Having spent most of yesterday waiting in King's Cross station for some semblance of information as to when a train was going to travel North, I was struck by how little anybody seemed to care about the cold, the lack of anything to sit on or even how much of a wasted afternoon hundreds of people were having. What seemed to be the most irksome aspect of the experience was generally agreed to be the lack of information: the horrible waiting without knowing when it would end, certain only that when it did, there would be some sort of mad priority scramble where the winners got to be packed like erect sardines for the next 2 hours sweating & exchanging viruses, while the losers waited on the concourse for the next melee to take place.

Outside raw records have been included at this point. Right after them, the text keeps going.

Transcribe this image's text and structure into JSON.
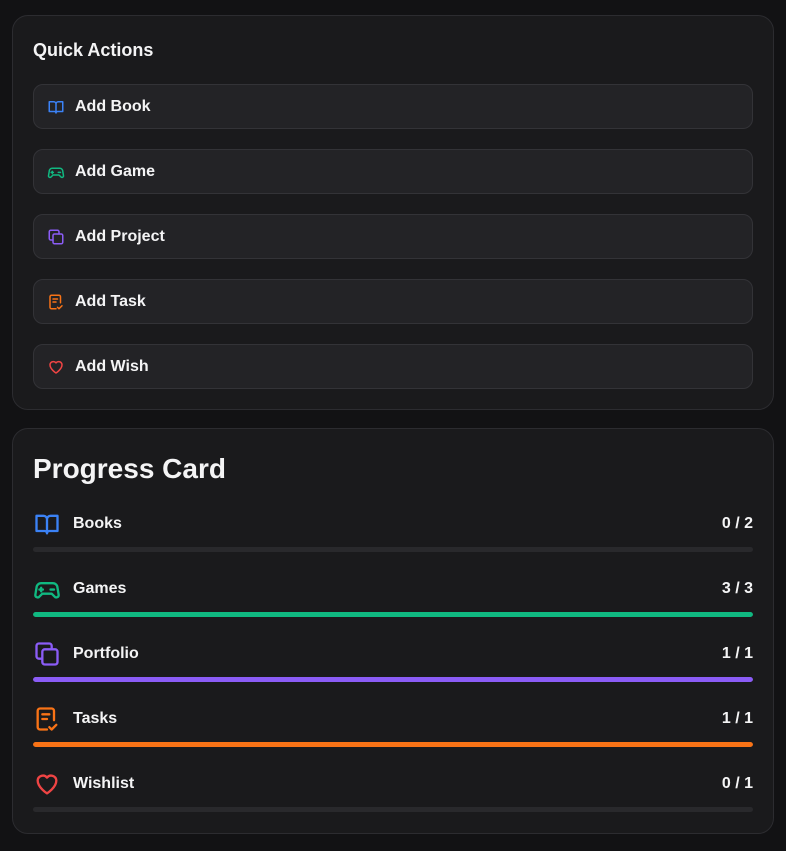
{
  "quick_actions": {
    "title": "Quick Actions",
    "buttons": [
      {
        "label": "Add Book",
        "icon": "book-icon",
        "color": "#3b82f6"
      },
      {
        "label": "Add Game",
        "icon": "gamepad-icon",
        "color": "#10b981"
      },
      {
        "label": "Add Project",
        "icon": "copy-icon",
        "color": "#8b5cf6"
      },
      {
        "label": "Add Task",
        "icon": "clipboard-check-icon",
        "color": "#f97316"
      },
      {
        "label": "Add Wish",
        "icon": "heart-icon",
        "color": "#ef4444"
      }
    ]
  },
  "progress": {
    "title": "Progress Card",
    "items": [
      {
        "label": "Books",
        "count": "0 / 2",
        "done": 0,
        "total": 2,
        "icon": "book-icon",
        "color": "#3b82f6"
      },
      {
        "label": "Games",
        "count": "3 / 3",
        "done": 3,
        "total": 3,
        "icon": "gamepad-icon",
        "color": "#10b981"
      },
      {
        "label": "Portfolio",
        "count": "1 / 1",
        "done": 1,
        "total": 1,
        "icon": "copy-icon",
        "color": "#8b5cf6"
      },
      {
        "label": "Tasks",
        "count": "1 / 1",
        "done": 1,
        "total": 1,
        "icon": "clipboard-check-icon",
        "color": "#f97316"
      },
      {
        "label": "Wishlist",
        "count": "0 / 1",
        "done": 0,
        "total": 1,
        "icon": "heart-icon",
        "color": "#ef4444"
      }
    ]
  }
}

Deep down, we were all aware that the next service wasn't going to sneak off without any of us noticing, but information, any kind of information, would've given us the illusion of control without having any effect at all on how long we were going to be stuck there. Is too much to ask that "damage to overhead lines at Huntington" had been accompanied by some sort of estimated repair time, even one possibly met ahead of schedule? This would not only have made those inconvenienced by the delays feel a little better, but the subsequent dispersal of the expectant throng (for what turned out to be 5 hours) would have made the station far less crowded, and therefore more comfortable for the non-East Coast Main Line travellers.
Or is that just madness on my part?
With a reverential nod to 1935's "A Night at the Opera"
Groucho: It's all right. That's, that's in every contract. That's, that's what they call a sanity clause.
Chico: Ha-ha-ha-ha-ha! You can't fool me. There ain't no Sanity Clause!